The organization started in 2010 as a photojournalism project, capturing the faces of people experiencing homelessness. The Window of Kindness was then created as a way to get resources to those people.
Phoebe Anderson-Kline, director of Community Programs, said that for 10 years, the University District Window of Kindness was open four days a week to hand out supplies, serving an average of 30 people per day.
She said that once the decision was made to shutter, the nonprofit shut down quickly, hosting a final handout day Wednesday with their remaining supplies.
“It’s devastating to lose this organization, to lose the staff that we’ve been working with. I don’t think words can really capture it,” said Anderson-Kline.
On the final day of distribution, people steadily stopped by to collect a hot meal, clothing, and toiletries, items that many say have become even harder to get recently due to increasing prices at stores.
“It’s helped me out a lot.

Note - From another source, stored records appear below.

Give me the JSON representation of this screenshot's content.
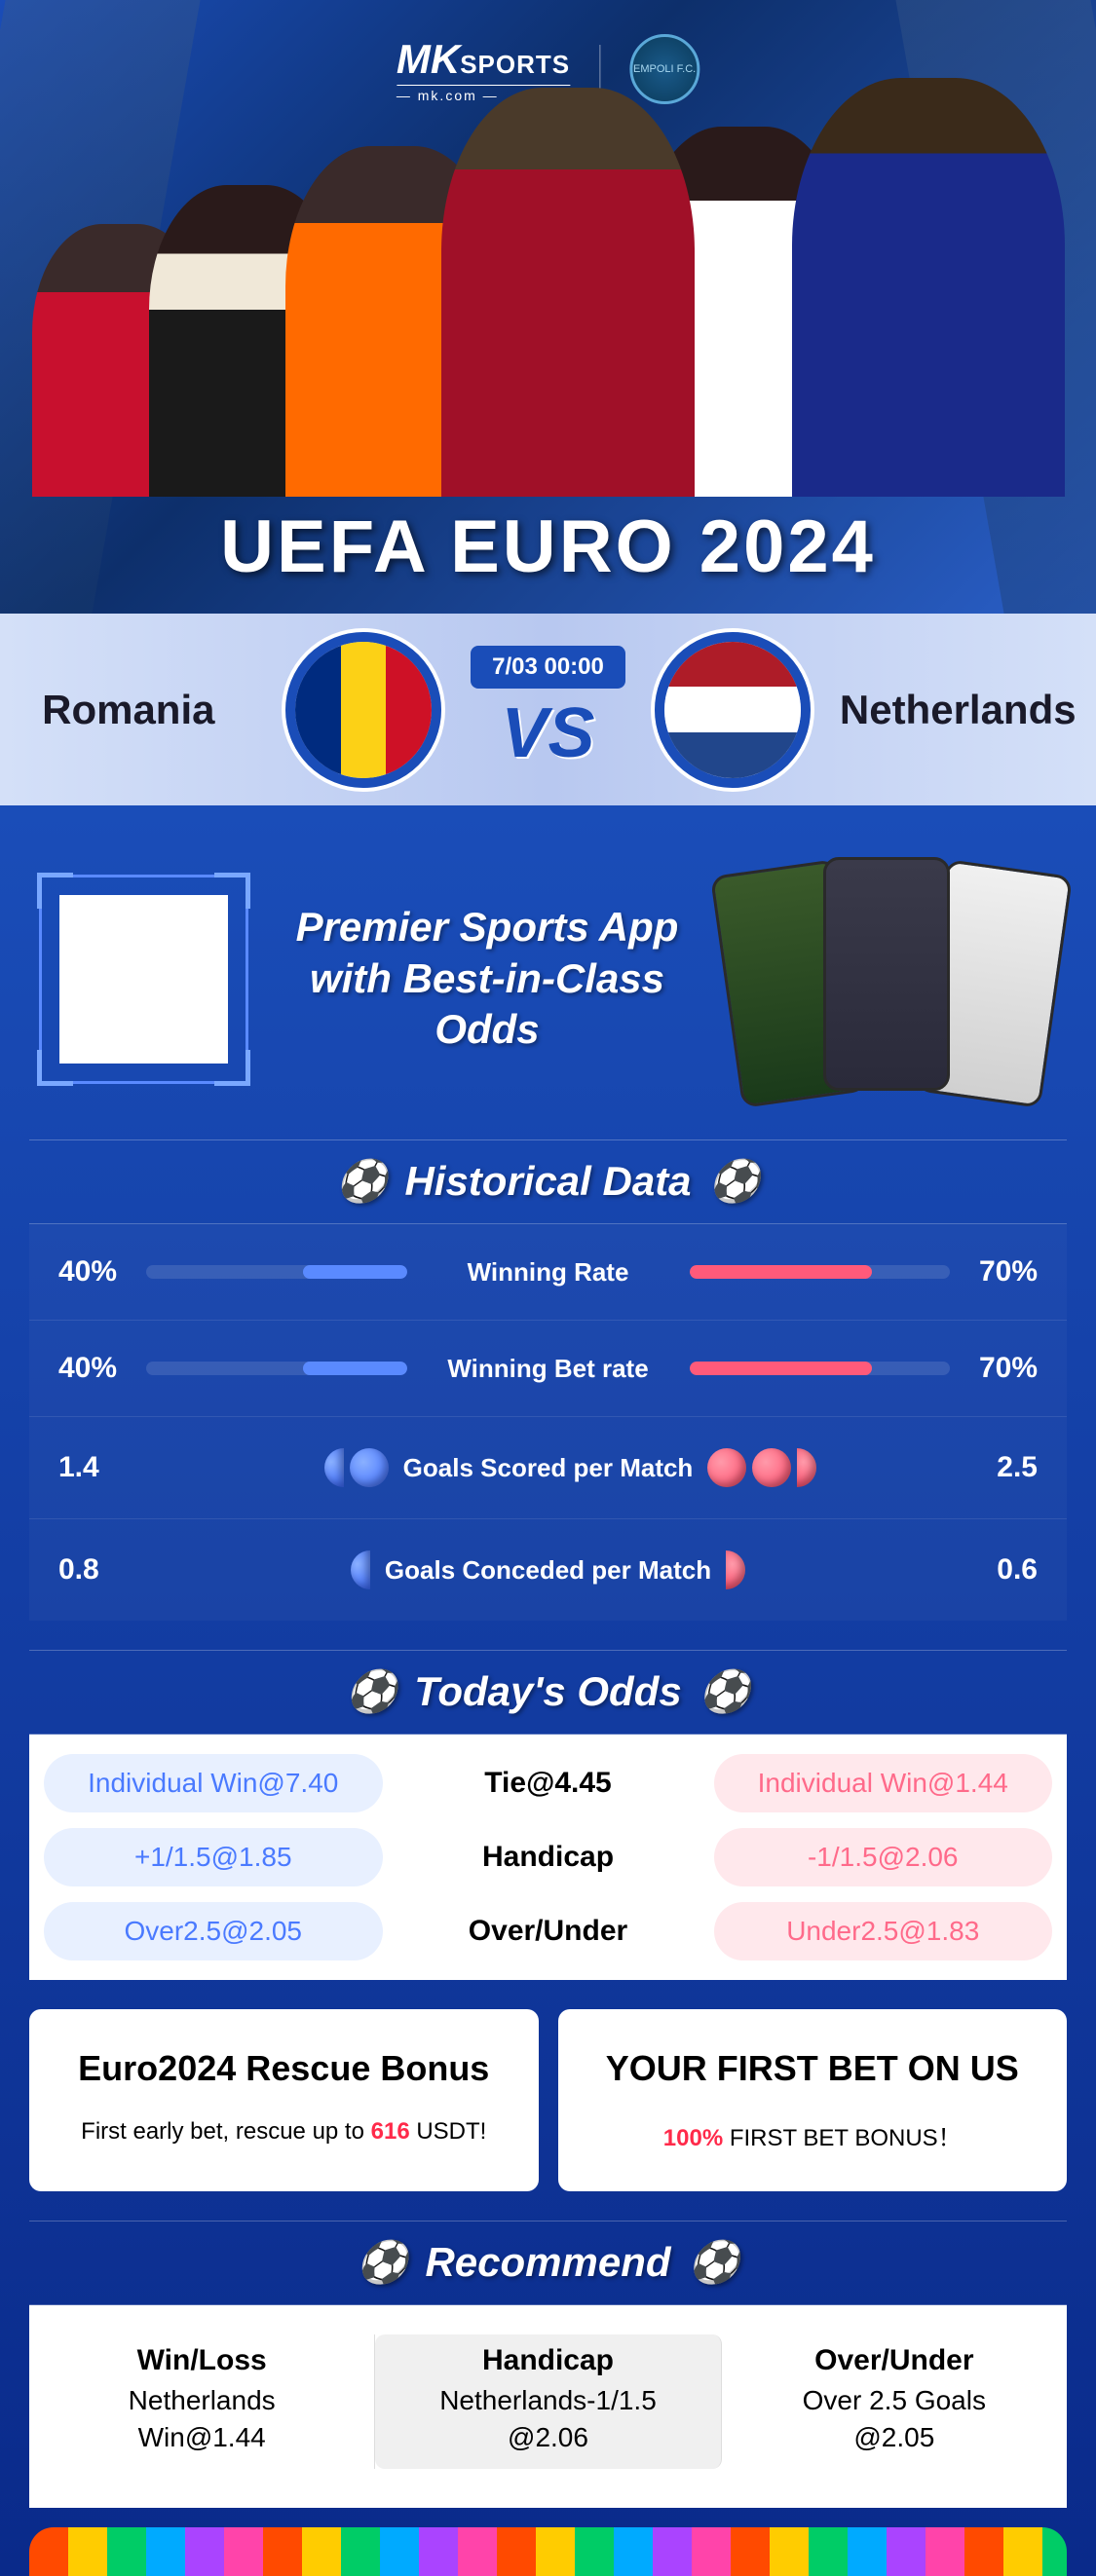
{
  "brand": {
    "mk": "MK",
    "sports": "SPORTS",
    "site": "— mk.com —",
    "club": "EMPOLI F.C."
  },
  "hero": {
    "title": "UEFA EURO 2024"
  },
  "match": {
    "home": "Romania",
    "away": "Netherlands",
    "time": "7/03 00:00",
    "vs": "VS",
    "home_flag_colors": [
      "#002b7f",
      "#fcd116",
      "#ce1126"
    ],
    "away_flag_colors": [
      "#ae1c28",
      "#ffffff",
      "#21468b"
    ]
  },
  "promo": {
    "line1": "Premier Sports App",
    "line2": "with Best-in-Class Odds"
  },
  "sections": {
    "historical": "Historical Data",
    "odds": "Today's Odds",
    "recommend": "Recommend"
  },
  "historical": [
    {
      "type": "bar",
      "label": "Winning Rate",
      "left_val": "40%",
      "right_val": "70%",
      "left_pct": 40,
      "right_pct": 70
    },
    {
      "type": "bar",
      "label": "Winning Bet rate",
      "left_val": "40%",
      "right_val": "70%",
      "left_pct": 40,
      "right_pct": 70
    },
    {
      "type": "balls",
      "label": "Goals Scored per Match",
      "left_val": "1.4",
      "right_val": "2.5",
      "left_balls": 1.4,
      "right_balls": 2.5
    },
    {
      "type": "balls",
      "label": "Goals Conceded per Match",
      "left_val": "0.8",
      "right_val": "0.6",
      "left_balls": 0.8,
      "right_balls": 0.6
    }
  ],
  "odds": [
    {
      "left": "Individual Win@7.40",
      "mid": "Tie@4.45",
      "right": "Individual Win@1.44"
    },
    {
      "left": "+1/1.5@1.85",
      "mid": "Handicap",
      "right": "-1/1.5@2.06"
    },
    {
      "left": "Over2.5@2.05",
      "mid": "Over/Under",
      "right": "Under2.5@1.83"
    }
  ],
  "bonus": [
    {
      "title": "Euro2024 Rescue Bonus",
      "sub_pre": "First early bet, rescue up to ",
      "sub_hl": "616",
      "sub_post": " USDT!"
    },
    {
      "title": "YOUR FIRST BET ON US",
      "sub_pre": "",
      "sub_hl": "100%",
      "sub_post": " FIRST BET BONUS！"
    }
  ],
  "recommend": [
    {
      "head": "Win/Loss",
      "v1": "Netherlands",
      "v2": "Win@1.44"
    },
    {
      "head": "Handicap",
      "v1": "Netherlands-1/1.5",
      "v2": "@2.06"
    },
    {
      "head": "Over/Under",
      "v1": "Over 2.5 Goals",
      "v2": "@2.05"
    }
  ],
  "colors": {
    "blue": "#5a8aff",
    "red": "#ff5a7a",
    "brand_blue": "#1a4db8"
  }
}
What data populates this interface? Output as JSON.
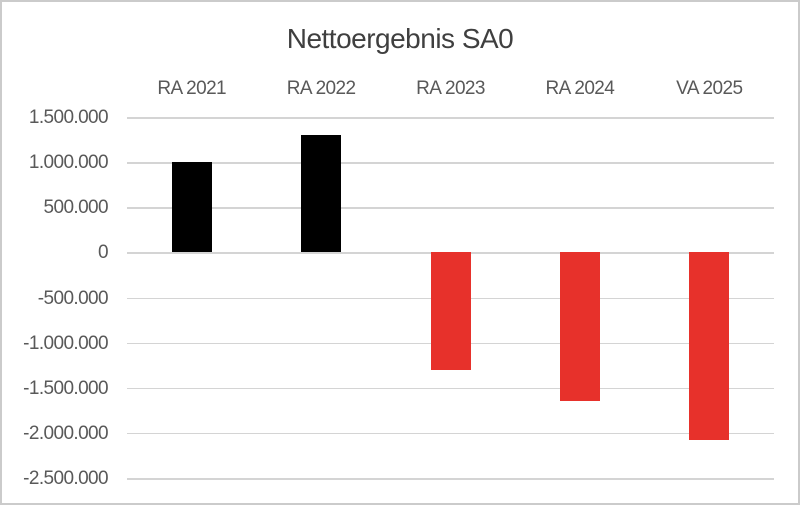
{
  "chart_data": {
    "type": "bar",
    "title": "Nettoergebnis SA0",
    "categories": [
      "RA 2021",
      "RA 2022",
      "RA 2023",
      "RA 2024",
      "VA 2025"
    ],
    "values": [
      1000000,
      1300000,
      -1300000,
      -1650000,
      -2080000
    ],
    "bar_colors": [
      "#000000",
      "#000000",
      "#e7312b",
      "#e7312b",
      "#e7312b"
    ],
    "ylim": [
      -2500000,
      1500000
    ],
    "ytick_step": 500000,
    "ytick_labels": [
      "1.500.000",
      "1.000.000",
      "500.000",
      "0",
      "-500.000",
      "-1.000.000",
      "-1.500.000",
      "-2.000.000",
      "-2.500.000"
    ],
    "xlabel": "",
    "ylabel": "",
    "grid": true,
    "legend_position": "none",
    "category_label_position": "top",
    "number_format": "de-DE",
    "colors": {
      "title_text": "#3f3f3f",
      "axis_text": "#595959",
      "gridline": "#d4d4d4",
      "positive_bar": "#000000",
      "negative_bar": "#e7312b",
      "background": "#ffffff",
      "frame_border": "#cbcbcb"
    }
  }
}
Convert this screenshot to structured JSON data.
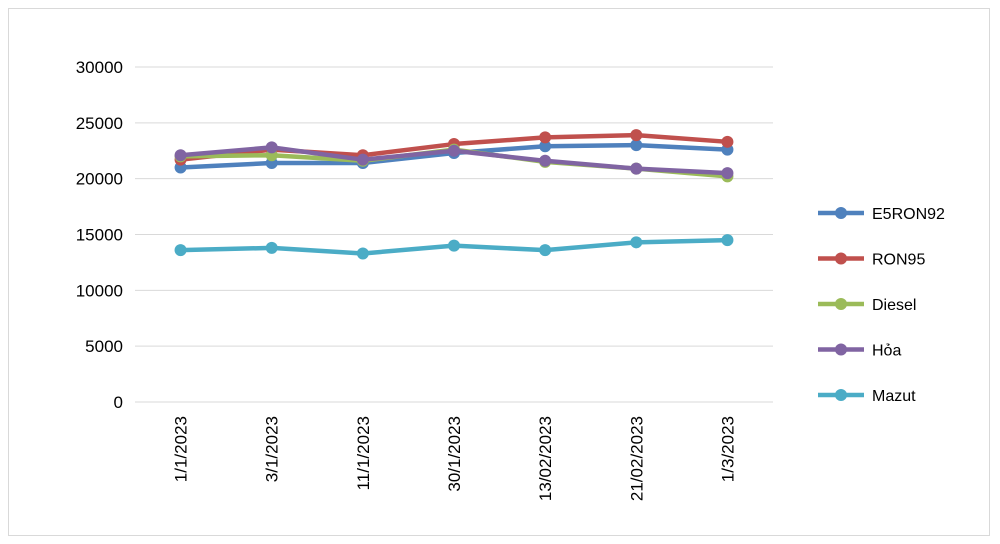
{
  "chart_data": {
    "type": "line",
    "title": "",
    "xlabel": "",
    "ylabel": "",
    "categories": [
      "1/1/2023",
      "3/1/2023",
      "11/1/2023",
      "30/1/2023",
      "13/02/2023",
      "21/02/2023",
      "1/3/2023"
    ],
    "ylim": [
      0,
      30000
    ],
    "yticks": [
      "0",
      "5000",
      "10000",
      "15000",
      "20000",
      "25000",
      "30000"
    ],
    "grid": true,
    "legend": "right",
    "series": [
      {
        "name": "E5RON92",
        "color": "#4f81bd",
        "values": [
          21000,
          21400,
          21400,
          22300,
          22900,
          23000,
          22600
        ]
      },
      {
        "name": "RON95",
        "color": "#c0504d",
        "values": [
          21700,
          22600,
          22100,
          23100,
          23700,
          23900,
          23300
        ]
      },
      {
        "name": "Diesel",
        "color": "#9bbb59",
        "values": [
          22000,
          22100,
          21600,
          22600,
          21500,
          20900,
          20200
        ]
      },
      {
        "name": "Hỏa",
        "color": "#8064a2",
        "values": [
          22100,
          22800,
          21700,
          22500,
          21600,
          20900,
          20500
        ]
      },
      {
        "name": "Mazut",
        "color": "#4bacc6",
        "values": [
          13600,
          13800,
          13300,
          14000,
          13600,
          14300,
          14500
        ]
      }
    ]
  }
}
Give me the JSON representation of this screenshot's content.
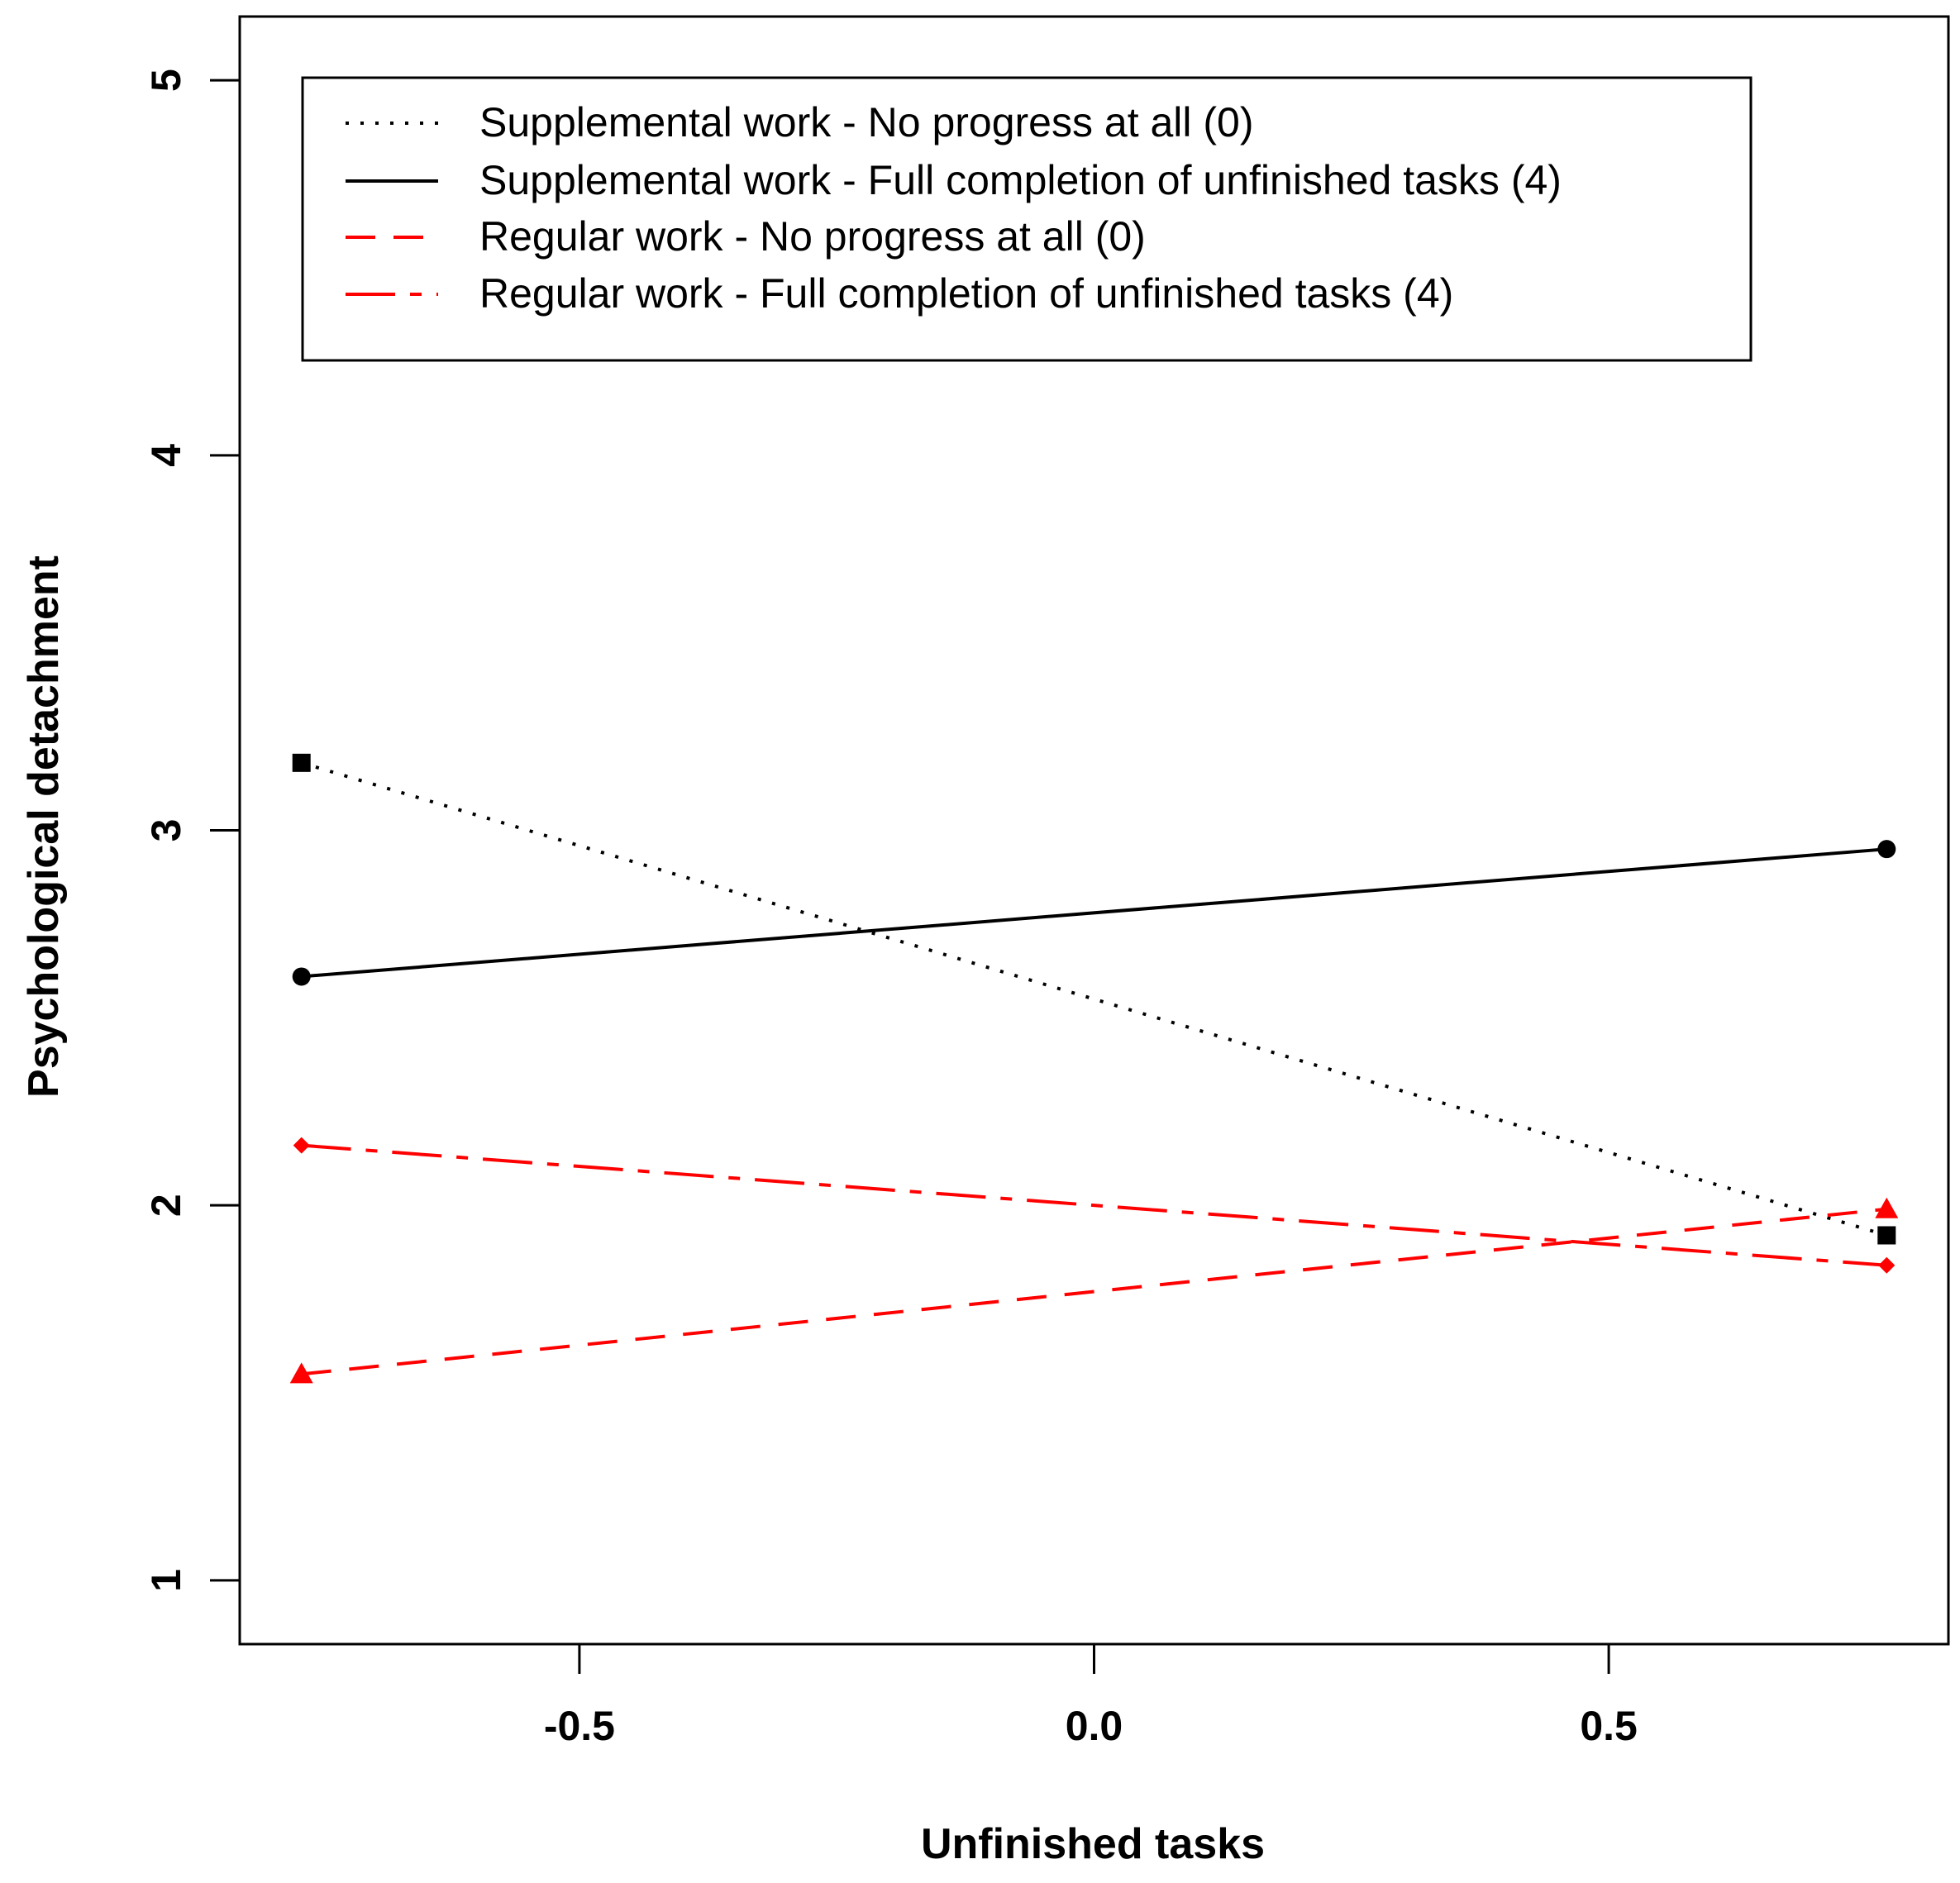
{
  "chart_data": {
    "type": "line",
    "title": "",
    "xlabel": "Unfinished tasks",
    "ylabel": "Psychological detachment",
    "xlim": [
      -0.83,
      0.83
    ],
    "ylim": [
      0.83,
      5.17
    ],
    "xticks": [
      -0.5,
      0.0,
      0.5
    ],
    "xtick_labels": [
      "-0.5",
      "0.0",
      "0.5"
    ],
    "yticks": [
      1,
      2,
      3,
      4,
      5
    ],
    "ytick_labels": [
      "1",
      "2",
      "3",
      "4",
      "5"
    ],
    "grid": false,
    "legend_position": "top",
    "x": [
      -0.77,
      0.77
    ],
    "series": [
      {
        "name": "Supplemental work - No progress at all (0)",
        "values": [
          3.18,
          1.92
        ],
        "color": "#000000",
        "line_style": "dotted",
        "marker": "square"
      },
      {
        "name": "Supplemental work - Full completion of unfinished tasks (4)",
        "values": [
          2.61,
          2.95
        ],
        "color": "#000000",
        "line_style": "solid",
        "marker": "circle"
      },
      {
        "name": "Regular work - No progress at all (0)",
        "values": [
          1.55,
          1.99
        ],
        "color": "#ff0000",
        "line_style": "dashed",
        "marker": "triangle"
      },
      {
        "name": "Regular work - Full completion of unfinished tasks (4)",
        "values": [
          2.16,
          1.84
        ],
        "color": "#ff0000",
        "line_style": "longdash",
        "marker": "diamond"
      }
    ]
  }
}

When I can’t afford to pay for it, they help me out,” said Jay, a local who has continuously relied on these resources.
Many staff members who recently got the news they’d been laid off were volunteering on the last day. Former staffer Karina said she ran the Window of Kindness and knows that even though this nonprofit is ending, the need will still exist, so she hopes to start her own nonprofit.
“The Window of Kindness was not just a job for me, it was a lifestyle,” she said, adding that the connections made between staff and clients is one of the most valuable elements. “The most devastating is thinking about all the connections with clients and volunteers from the years that’s just like we don’t have a platform, we don’t have a place to come together and do this work anymore. That’s what hurts the most.”